Apretó el puño y le dio un puñetazo. Tras un gruñido, Randal cayó al suelo, con el arrepentimiento y la vergüenza grabados en el rostro. Yun Feng miró a Randal, que había muerto así sin más, con una sonrisa burlona. Entonces, se fijó en su anillo y se agachó.
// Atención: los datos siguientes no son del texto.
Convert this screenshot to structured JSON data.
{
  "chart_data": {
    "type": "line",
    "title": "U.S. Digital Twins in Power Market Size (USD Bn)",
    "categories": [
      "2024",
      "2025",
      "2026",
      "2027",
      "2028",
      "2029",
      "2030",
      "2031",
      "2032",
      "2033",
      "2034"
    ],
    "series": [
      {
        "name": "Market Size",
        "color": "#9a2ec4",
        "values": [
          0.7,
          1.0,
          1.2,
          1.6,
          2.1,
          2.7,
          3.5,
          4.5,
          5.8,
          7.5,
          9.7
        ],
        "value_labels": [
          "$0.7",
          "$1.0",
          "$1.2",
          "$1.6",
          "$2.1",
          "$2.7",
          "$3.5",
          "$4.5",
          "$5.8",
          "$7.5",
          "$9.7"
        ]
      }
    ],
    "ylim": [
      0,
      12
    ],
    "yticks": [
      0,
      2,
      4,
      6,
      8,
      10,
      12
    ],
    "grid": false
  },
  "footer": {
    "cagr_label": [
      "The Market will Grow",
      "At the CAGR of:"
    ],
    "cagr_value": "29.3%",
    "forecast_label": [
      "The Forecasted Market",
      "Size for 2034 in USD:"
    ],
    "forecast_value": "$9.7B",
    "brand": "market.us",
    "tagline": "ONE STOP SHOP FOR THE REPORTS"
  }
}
Ese viejo bastardo debía de haber saqueado un montón de tesoros. Ya que lo había matado, aceptaría sus pertenencias con gusto. Le quitó el anillo y transmitió su fuerza mental a su interior. Randal estaba muerto. Como es natural, el mecanismo de protección de su anillo se canceló, y Yun Feng pudo reclamarlo sin problemas. Tras introducir su fuerza mental en el anillo, Yun Feng chasqueó la lengua. Ciertamente, ese viejo había reunido un montón de tesoros. Había muchos minerales de nivel medio e incluso minerales de alto nivel.

Junto a los minerales, una reluciente espada larga llamó la atención de Yun Feng. ¡Era el arma de Nivel Monarca! Yun Feng sonrió. Eso sí que era bueno. Luego miró a un lado y vio una enorme cantidad de armas de nueve agujeros. ¡Había incluso cinco armas de Nivel Comandante!